Мужчина раздосадованно глядел вокруг, высматривая злополучную птицу, и ахнул: хромая куропатка, едва ковылявшая, преспокойно сидела на ветке придорожной сосны и таращилась на него огромными горящими глазищами — не глаза, а два горшка с углями!
Тут из-за облаков вынырнула луна, и водитель увидел, что куропатка вовсе не куропатка, а невиданная птица с косматой звериной грудью и клыками вместо клюва, а ноги у неё… Уж не в сапогах ли она?
«Померещилось!» — мелькнула у водителя мысль, и не успел он протереть глаза, как причудливая птица захохотала на всю округу:
— О-хо-хо-хо!
При этом из её пасти вырвался густой дым.
У мужчины волосы встали дыбом. Он и не почувствовал, как ноги сами понесли его назад, в город. Водитель мчался, забыв всё на свете: и ёлку, и топор, и шапку, и машину… На бегу он несколько раз падал, а вскакивая, оборачивал назад побелевшее лицо: не гонится ли за ним чудовище, не схватит ли его за глотку, не разразится ли сейчас своим жутким хохотом?
И снова дорога опустела, вновь залита лунным светом и наполнена загадочными тенями, которые, как суровые часовые, охраняют тайну леса, — ведь новогодней ночью даже захиревшие пригородные леса, даже самая унылая дорога скрывают свои тайны… Везде царили покой, тишина, и только с придорожного дерева ещё раз донёсся жуткий хохот птицы…
Одноухий
Луну заволокло тучей, а когда она снова осветила то место в лесу, где темнели брошенная машина и вываленный мусор, из кучи отбросов вдруг высунулось длинное ухо. Вскоре показались два круглых удивлённых глаза, раздвоенная верхняя губа и полтора уса — один на правой, а половина на левой щеке; затем потянулась вверх мохнатая шея, и наконец целиком вылез игрушечный заяц. Внимательно осмотревшись, он покрутил ухом, пошевелил усами и, не услышав и не увидев ничего подозрительного, спрыгнул с кучи и отбежал в сторону.
Всё вокруг было зайцу незнакомо и непривычно: зелёные сосны и голые берёзки, пеньки и поросшие кустиками вереска кочки, усеянный хвоей и сухими веточками снег, холодное и чужое ночное небо…
Заяц отряхнулся и поплотнее застегнул булавкой порванную на груди шкурку. Суровый, а возможно, и опасный мир, в котором он так неожиданно очутился, беспокоил и пугал его. Нужно было что-то делать, куда-нибудь идти — ведь не будешь же просто сидеть и бездельничать в одиночестве в ночном чужом лесу? Чутьё подсказывало зайцу, что пора уносить ноги как можно дальше от зловещей машины. Но куда податься, где найти пристанище?

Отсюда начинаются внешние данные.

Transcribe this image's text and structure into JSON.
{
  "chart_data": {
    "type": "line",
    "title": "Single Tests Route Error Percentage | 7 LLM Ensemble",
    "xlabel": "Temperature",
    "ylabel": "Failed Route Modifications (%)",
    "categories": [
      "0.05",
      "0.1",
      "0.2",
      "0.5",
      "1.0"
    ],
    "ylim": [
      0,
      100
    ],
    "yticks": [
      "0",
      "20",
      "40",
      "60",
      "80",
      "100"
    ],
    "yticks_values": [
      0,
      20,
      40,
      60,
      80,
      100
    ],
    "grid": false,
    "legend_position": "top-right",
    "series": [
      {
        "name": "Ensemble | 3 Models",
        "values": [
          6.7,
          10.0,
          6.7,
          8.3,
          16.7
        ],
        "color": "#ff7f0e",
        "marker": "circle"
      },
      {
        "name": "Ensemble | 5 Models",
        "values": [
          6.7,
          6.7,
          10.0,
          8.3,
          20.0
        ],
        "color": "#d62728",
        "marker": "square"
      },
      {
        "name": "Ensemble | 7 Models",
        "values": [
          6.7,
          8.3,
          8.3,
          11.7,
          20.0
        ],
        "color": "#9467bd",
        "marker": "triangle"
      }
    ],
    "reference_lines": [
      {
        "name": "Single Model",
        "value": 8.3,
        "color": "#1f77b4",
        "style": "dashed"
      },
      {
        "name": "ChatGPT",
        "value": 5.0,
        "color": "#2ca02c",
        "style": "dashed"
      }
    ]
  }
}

И тут глаз зацепился за четырёхугольный предмет, лежащий неподалёку от кучи. Заяц поднял его: это был коробок спичек с нарисованной на одной из сторон красной петушиной головой. Одноухий потряс коробком возле уха: внутри забрякало. Косой открыл коробок и увидел дюжину обгоревших спичек и столько же целых. Неплохо! Можно разжечь костёр и худо-бедно дотянуть до утра, а утром… утром будь что будет!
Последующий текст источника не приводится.